Muy agradable fue a la Chapanay el perfeccionamiento que Ñor Féliz había introducido en su combinación para socorrer en el desierto a los sedientos, y para recompensarlo le dijo:
-Ñor Féliz, ha obrado usted muy cuerdamente, y quiero aprovechar esta ocasión para hacerle un favor.
El jastial se puso colorado como un tomate. Creyó que iba a ser despedido, y pensó aprovechar la coyuntura para realizar cierta campaña que le andaba dando vueltas en la mollera.
La Chapanay le disparó esta orden a quemarropa:
-Prepárese usted para que nos casemos.
-¿Para que nos casemos?
-Eso mismo.
-¿Ahora salimos con eso? Yo creía que me iba a dejar en libertad...
-A las criaturas de su clase hay que tenerlas siempre sin cadenas, pero aseguradas.
-¿Y para qué quiere usted tenerme asegurado a mí?
-No es cosa fácil hacerle comprender a un pazguato para qué puede ser útil. El mundo no tiene nada que esperar de usted, Ñor Féliz. En cambio a mí me hace usted falta para mi divertimiento.
Ñor Féliz guardó silencio y clavando la vista en el suelo se acordó de una moza rolliza, vecina de su pago, que solía detenerse en las ventanas de la escuela para oírle dar su lección...
Por el momento, este inesperado proyecto matrimonial quedó en suspenso, visto el escaso entusiasmo con que lo había recibido el presunto novio. Corrió el tiempo. Ñor Féliz había cumplido veinticuatro años y hacía seis que tomaba lecciones del viejito español. Era evidente que el cacumen del discípulo había dado ya cuanto podía dar; estaba como empedernido en el primer texto, y cualquier otro impreso que se le presentase le parecía poco menos que indescifrable. Sus barbas habían crecido como la maleza, y el bonito rostro de antes parecía ahora invadido por una verdadera maraña de pelos. Ñor Féliz no se olvidaba de la moza rolliza y ésta le había mandado decir que ella haría con gusto, de la hilaza de sus barbas, un cordón para sujetarse el cabello.

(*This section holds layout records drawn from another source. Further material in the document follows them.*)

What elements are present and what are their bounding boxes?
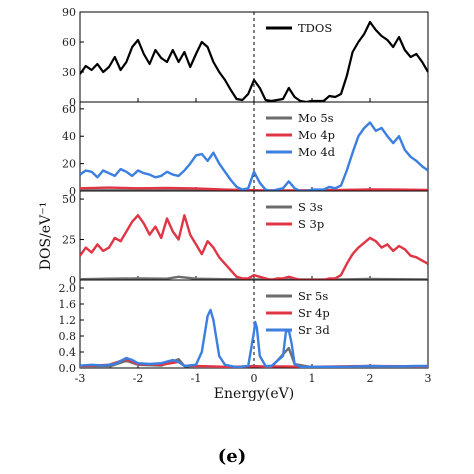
legend-label: Mo 4d — [298, 145, 336, 159]
legend-label: TDOS — [298, 21, 332, 35]
legend-label: S 3p — [298, 217, 324, 231]
y-tick-label: 1.2 — [59, 314, 77, 327]
legend: Sr 5s Sr 4p Sr 3d — [266, 289, 330, 337]
y-tick-label: 0.8 — [59, 330, 77, 343]
x-axis: -3 -2 -1 0 1 2 3 — [75, 372, 432, 385]
y-tick-label: 0.0 — [59, 362, 77, 375]
dos-panel-1: 0 30 60 90 TDOS — [62, 6, 429, 109]
dos-panel-3: 0 25 50 S 3s S 3p — [62, 190, 429, 287]
y-tick-label: 0.4 — [59, 346, 77, 359]
x-tick-label: 2 — [367, 372, 374, 385]
y-tick-label: 20 — [62, 158, 76, 171]
series-line-mo-4p — [80, 186, 428, 191]
y-axis-label: DOS/eV⁻¹ — [38, 202, 54, 270]
dos-panel-4: 0.0 0.4 0.8 1.2 1.6 2.0 Sr 5s Sr 4p Sr 3d — [59, 279, 429, 375]
legend-label: Sr 3d — [298, 323, 330, 337]
legend-label: Sr 5s — [298, 289, 328, 303]
x-axis-label: Energy(eV) — [214, 386, 294, 402]
y-tick-label: 0 — [69, 96, 76, 109]
y-tick-label: 60 — [62, 36, 76, 49]
y-tick-label: 90 — [62, 6, 76, 19]
x-tick-label: -3 — [75, 372, 86, 385]
y-tick-label: 25 — [62, 234, 76, 247]
series-line-sr-3d — [80, 308, 428, 368]
series-line-s-3s — [80, 275, 428, 280]
y-tick-label: 30 — [62, 66, 76, 79]
y-tick-label: 40 — [62, 130, 76, 143]
x-tick-label: -2 — [133, 372, 144, 385]
legend-label: S 3s — [298, 200, 323, 214]
y-tick-label: 0 — [69, 274, 76, 287]
legend-label: Sr 4p — [298, 306, 330, 320]
figure-caption: (e) — [218, 446, 247, 467]
x-tick-label: -1 — [191, 372, 202, 385]
legend: Mo 5s Mo 4p Mo 4d — [266, 111, 336, 159]
legend: TDOS — [266, 21, 332, 35]
dos-panel-2: 0 20 40 60 Mo 5s Mo 4p Mo 4d — [62, 101, 429, 198]
legend-label: Mo 4p — [298, 128, 335, 142]
y-tick-label: 1.6 — [59, 298, 77, 311]
y-tick-label: 60 — [62, 103, 76, 116]
y-tick-label: 50 — [62, 193, 76, 206]
y-tick-label: 2.0 — [59, 282, 77, 295]
legend: S 3s S 3p — [266, 200, 324, 231]
y-tick-label: 0 — [69, 185, 76, 198]
x-tick-label: 1 — [309, 372, 316, 385]
panels-group: 0 30 60 90 TDOS 0 20 40 60 Mo 5s Mo 4p Mo 4d 0 25 50 S … — [59, 6, 429, 375]
series-line-mo-4d — [80, 121, 428, 191]
series-line-tdos — [80, 20, 428, 102]
legend-label: Mo 5s — [298, 111, 334, 125]
series-line-s-3p — [80, 214, 428, 280]
x-tick-label: 0 — [251, 372, 258, 385]
x-tick-label: 3 — [425, 372, 432, 385]
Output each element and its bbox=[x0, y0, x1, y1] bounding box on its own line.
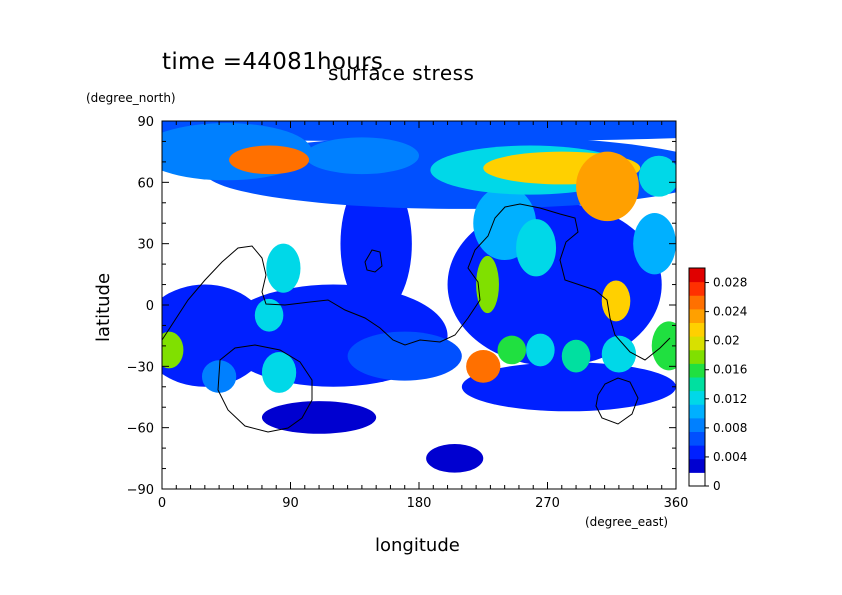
colorbar-segment bbox=[689, 390, 705, 405]
stress-blob-16 bbox=[638, 155, 676, 197]
colorbar-tick-label: 0.028 bbox=[713, 276, 747, 290]
stress-blob-27 bbox=[162, 331, 184, 369]
stress-blob-17 bbox=[266, 243, 301, 293]
stress-blob-32 bbox=[229, 145, 310, 175]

En cuanto a la Chapanay, seguía acariciando en silencio su plan de casamiento. Para reducir al rebelde candidato a marido, le regalaba prenditas para el caballo y uno que otro poncho de colores subidos. Cuando llegó el trimestre en que el barbudo alumno debía irse a sus clases a Río Seco, ella se puso en expedición sobre los campos externos de San Juan.
Acompañábanla en esta excursión dos leales servidores que hasta el presente no han sido mencionados: un corpulento perro que obedecía al nombre de "Oso", y que en realidad se parecía a este animal, y un menudo cuzquito ladrador que se llamaba "Niñito".
Sobre la raza y la bravura del Oso, pacientemente amaestrado por su ama, se le habían dado, calurosas recomendaciones. Los hechos probaron más tarde que éstas no eran exageradas.